In February 1981 the Rent Stabilization Board granted an application by Hudson Troy Towers Corporation for a fuel surcharge. The Troy Towers Tenants Association appealed to the Board of Commissioners arguing that the amendment to the rent stabilization ordinance violated the due-process clause of the fifth and fourteenth amendments to the Constitution by failing to provide notice and hearing prior to granting a surcharge. The Board of Commissioners stated that it could not rule on constitutional issues; nevertheless, the Board of Commissioners set aside the surcharge pending a judicial determination of the constitutional issues.

Troy Towers Tenants Association filed suit in the district court challenging the constitutionality of the amendment to the Union City rent stabilization ordinance. The district court stayed its proceedings pending a determination by a state court of all underlying state-law issues. Hudson Troy Towers Corporation filed suit in the Superior Court of New Jersey, Hudson County, challenging the action of the Board of Commissioners. The Superior Court reinstated the surcharge. Troy Towers Tenants Association moved in the district court to vacate the stay. The motion was denied and appealed. The Third Circuit vacated the stay order and remanded the case for consideration of the issues raised by the pleadings.

Rule 19(a) of the Federal Rules of Civil Procedure provides:

A person who is subject to service of process and whose joinder will not deprive the court of jurisdiction over the subject matter of the action shall be joined as a party in the action if (1) in his absence complete relief cannot be accorded among those already parties, or (2) he claims an interest relating to the subject of the action and is so situated that the disposition of the action in his absence may (i) as a practical matter impair or impede his ability to protect that interest or (ii) leave any of the persons already parties subject to a substantial risk of ' incurring double, multiple, or otherwise inconsistent obligations by reason of his claimed interest. If he has not been so joined, the court shall order that he be made a party.

The purpose of rule 19 is to bring before the court all persons whose joinder would be desirable for a just adjudication. Wright & Miller, Federal Practice and Procedure: Civil § 1604 at 32 (1972). In Wright & Miller, Federal Practice and Procedure: Civil § 1604 at 36 (1972), the authors state:

The first joinder standard, which is prescribed in rule 19(a)(1), is designed to protect those who already are parties by requiring the presence of all persons who have an interest in the litigation so that any relief that may be awarded will effectively and completely adjudicate the dispute. In addition, it furthers the interest of the public in judicial economy by avoiding repeated lawsuits involving essentially the same subject matter.

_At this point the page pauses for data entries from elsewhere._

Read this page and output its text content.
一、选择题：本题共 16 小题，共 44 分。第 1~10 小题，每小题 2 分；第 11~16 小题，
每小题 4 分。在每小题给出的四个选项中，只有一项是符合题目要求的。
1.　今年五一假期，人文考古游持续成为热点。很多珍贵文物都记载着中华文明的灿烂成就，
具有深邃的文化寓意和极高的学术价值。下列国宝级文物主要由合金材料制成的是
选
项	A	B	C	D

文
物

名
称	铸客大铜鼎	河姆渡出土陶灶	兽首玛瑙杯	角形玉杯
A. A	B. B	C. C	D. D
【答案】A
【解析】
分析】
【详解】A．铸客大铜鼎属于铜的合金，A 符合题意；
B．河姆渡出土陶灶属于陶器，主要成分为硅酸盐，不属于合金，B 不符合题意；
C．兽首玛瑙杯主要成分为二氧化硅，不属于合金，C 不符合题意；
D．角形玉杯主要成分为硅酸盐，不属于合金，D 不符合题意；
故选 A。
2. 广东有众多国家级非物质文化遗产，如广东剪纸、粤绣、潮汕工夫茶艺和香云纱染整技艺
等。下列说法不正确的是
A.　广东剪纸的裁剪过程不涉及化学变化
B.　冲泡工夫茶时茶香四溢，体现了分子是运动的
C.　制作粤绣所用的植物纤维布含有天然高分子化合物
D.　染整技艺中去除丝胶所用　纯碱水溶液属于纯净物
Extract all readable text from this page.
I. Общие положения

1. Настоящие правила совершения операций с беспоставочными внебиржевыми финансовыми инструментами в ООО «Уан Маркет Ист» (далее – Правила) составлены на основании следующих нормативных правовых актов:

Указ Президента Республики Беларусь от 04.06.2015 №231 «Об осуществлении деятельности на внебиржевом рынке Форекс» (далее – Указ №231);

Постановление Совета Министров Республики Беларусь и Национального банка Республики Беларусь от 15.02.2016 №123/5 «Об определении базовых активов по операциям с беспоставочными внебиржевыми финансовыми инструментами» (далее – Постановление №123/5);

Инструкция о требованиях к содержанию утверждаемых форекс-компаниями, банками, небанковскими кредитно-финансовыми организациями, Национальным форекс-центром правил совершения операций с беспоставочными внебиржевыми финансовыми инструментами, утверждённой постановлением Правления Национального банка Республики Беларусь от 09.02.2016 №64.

See, e.g., Bixby v. Bixby, 50 F.R.D. 277, 280-81 (S.D.Ill.N.D.1970); Prestenback v. Employers Insurance Companies, 47 F.R.D. 163, 167 (E.D.La.N.O.D.1969).

Rule 19(a)(1) is applicable to lawsuits involving cities and local governments. Cities and local governments will be required to be joined as parties when they will be affected by the lawsuit or when adequate relief cannot be awarded in their absence. Wright & Miller, Federal Practice and Procedure: Civil § 1617 at 181 (1972).

In this suit plaintiff seeks summary judgment declaring the amendment to the Union City rent stabilization ordinance is unconstitutional. Neither the City of Union City nor the Rent Stabilization Board *39has been named as a party in this suit. In order to effectively and completely adjudicate the dispute before this court and to serve the interest of judicial economy by avoiding repeated lawsuits involving the same subject matter, the City of Union City and the Union City Rent Stabilization Board should be joined as parties to this suit.

Therefore, plaintiff’s motion is denied. Plaintiff’s request for additional relief is also denied. Defendants will submit an order within 10 days. No costs.